This tiny domaine has a long, fascinating history. The Guadet family acquired the estate in the mid-15th century at the end of the Hundred years War, the time the Acquitaine returned to France's control. The Guadet family was important in the area of St. Emilion in the eighteenth century; the elder Guadet was the mayor of St. Emilion and the son became President of the Assembly at the time of the Revolution. In 1794 he and all of his family were captured and beheaded (guillotine). It is his picture which figures on the label.
The Lignac family bought the Chateau in 1844. At that time the Chateau was called Guadet-St. Julien (the latter part being the original name). It has descended from generation to generation since. By way of interesting side-note about the present owner, Guy-Petrus Lignac, his great-aunt (aunt of his father) was Mme. Edmond Loubat, and she acquired the not-then-well-known Chateau Petrus in the late 1920s. The fame of the Chateau all came after she acquired it, and she requested of her nephew that he name his son Petrus (Mme. Loubat had no children). Mr. Lignac had just lost a brother, Guy, in World War II, so taking the two names his son was given the name Guy-Petrus. Guy-Petrus' father, after the death of his aunt, sold his interest in Chateau Petrus. Guy-Petrus' son, Vincent, is now in charge of all facets of the estate, including the wine-making.

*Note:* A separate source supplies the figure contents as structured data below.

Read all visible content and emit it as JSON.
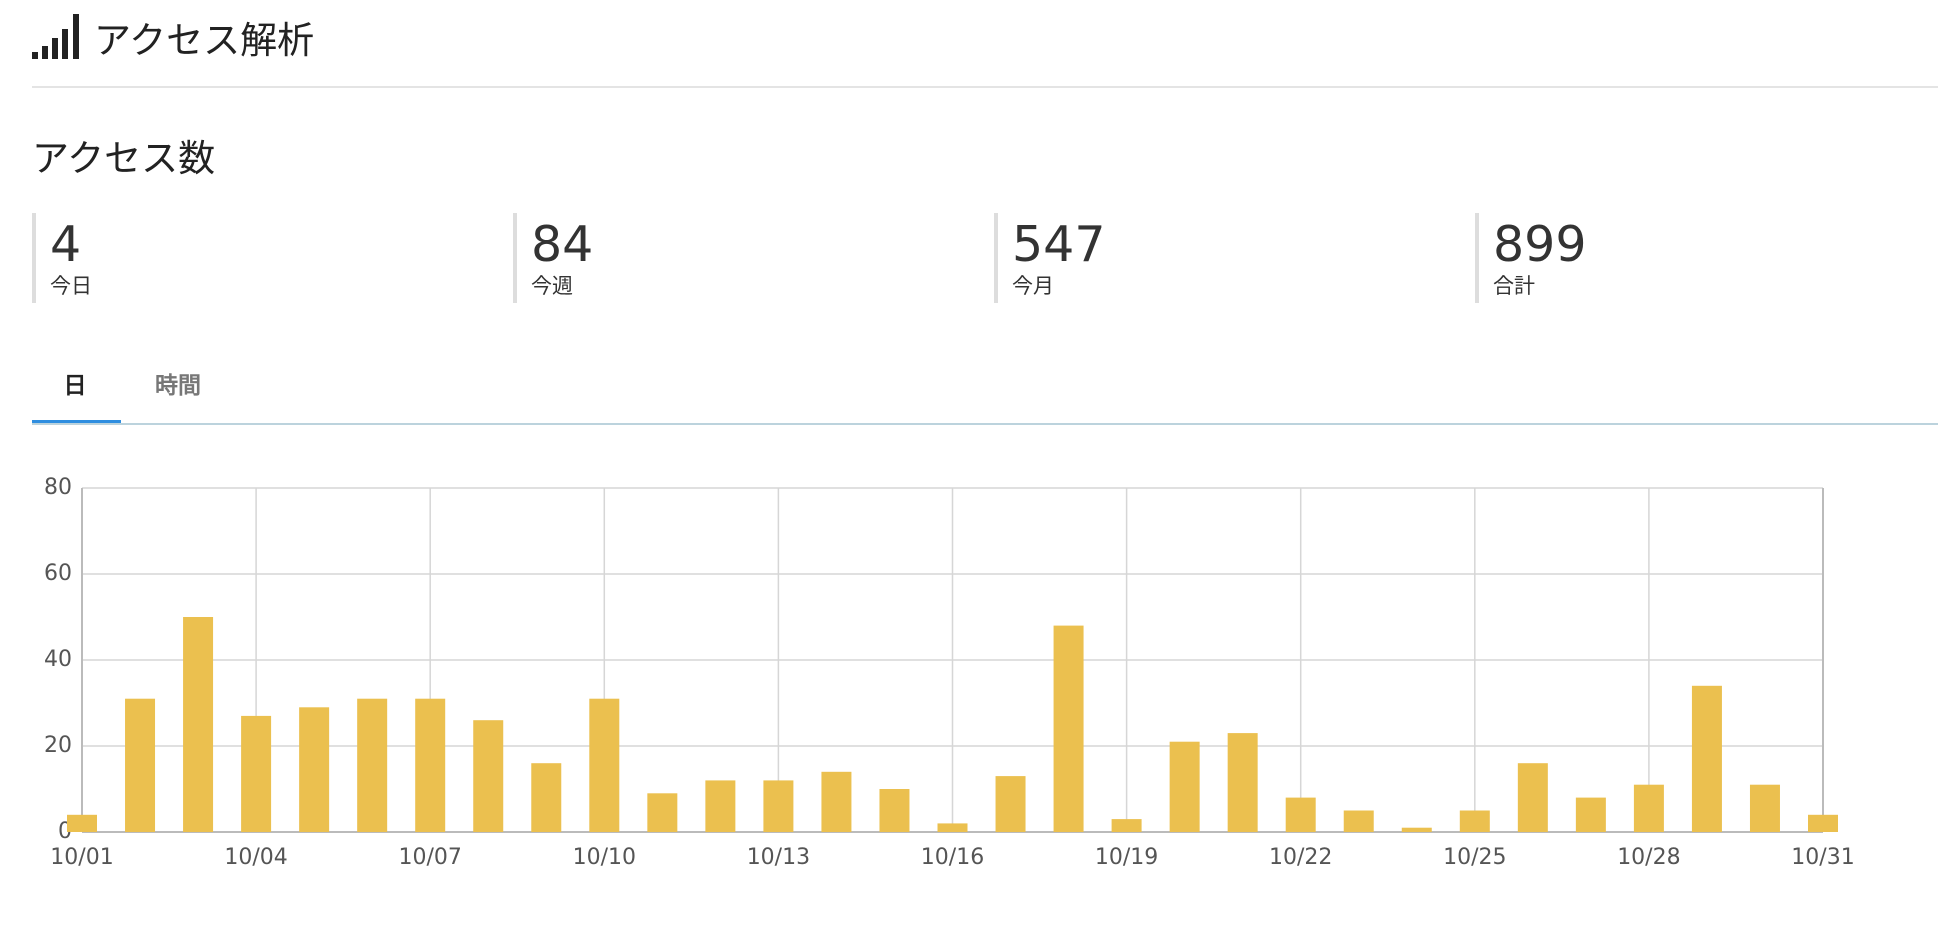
{
  "header": {
    "title": "アクセス解析"
  },
  "section_title": "アクセス数",
  "stats": [
    {
      "value": 4,
      "label": "今日"
    },
    {
      "value": 84,
      "label": "今週"
    },
    {
      "value": 547,
      "label": "今月"
    },
    {
      "value": 899,
      "label": "合計"
    }
  ],
  "tabs": [
    {
      "label": "日",
      "active": true
    },
    {
      "label": "時間",
      "active": false
    }
  ],
  "chart_data": {
    "type": "bar",
    "categories": [
      "10/01",
      null,
      null,
      "10/04",
      null,
      null,
      "10/07",
      null,
      null,
      "10/10",
      null,
      null,
      "10/13",
      null,
      null,
      "10/16",
      null,
      null,
      "10/19",
      null,
      null,
      "10/22",
      null,
      null,
      "10/25",
      null,
      null,
      "10/28",
      null,
      null,
      "10/31"
    ],
    "values": [
      4,
      31,
      50,
      27,
      29,
      31,
      31,
      26,
      16,
      31,
      9,
      12,
      12,
      14,
      10,
      2,
      13,
      48,
      3,
      21,
      23,
      8,
      5,
      1,
      5,
      16,
      8,
      11,
      34,
      11,
      4
    ],
    "color": "#ebc04f",
    "ylim": [
      0,
      80
    ],
    "yticks": [
      0,
      20,
      40,
      60,
      80
    ],
    "grid": true
  }
}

The property covers only 5.5 hectares, is just outside the city wall gate of St. Emilion. There are 4 parcels-- 3 are Merlot (80%) and one is Cabernet Franc. The vines ages' average 45 years. The viticulture is certified organic since 2010 (started 2008), and bio-dynamic since 2014. Yields average only 30 hl/ha. Fermentations are with indigenous yeasts. Barrel-aging is between 30 and 50% new depending on the vintage (very, very light toast), and amphora.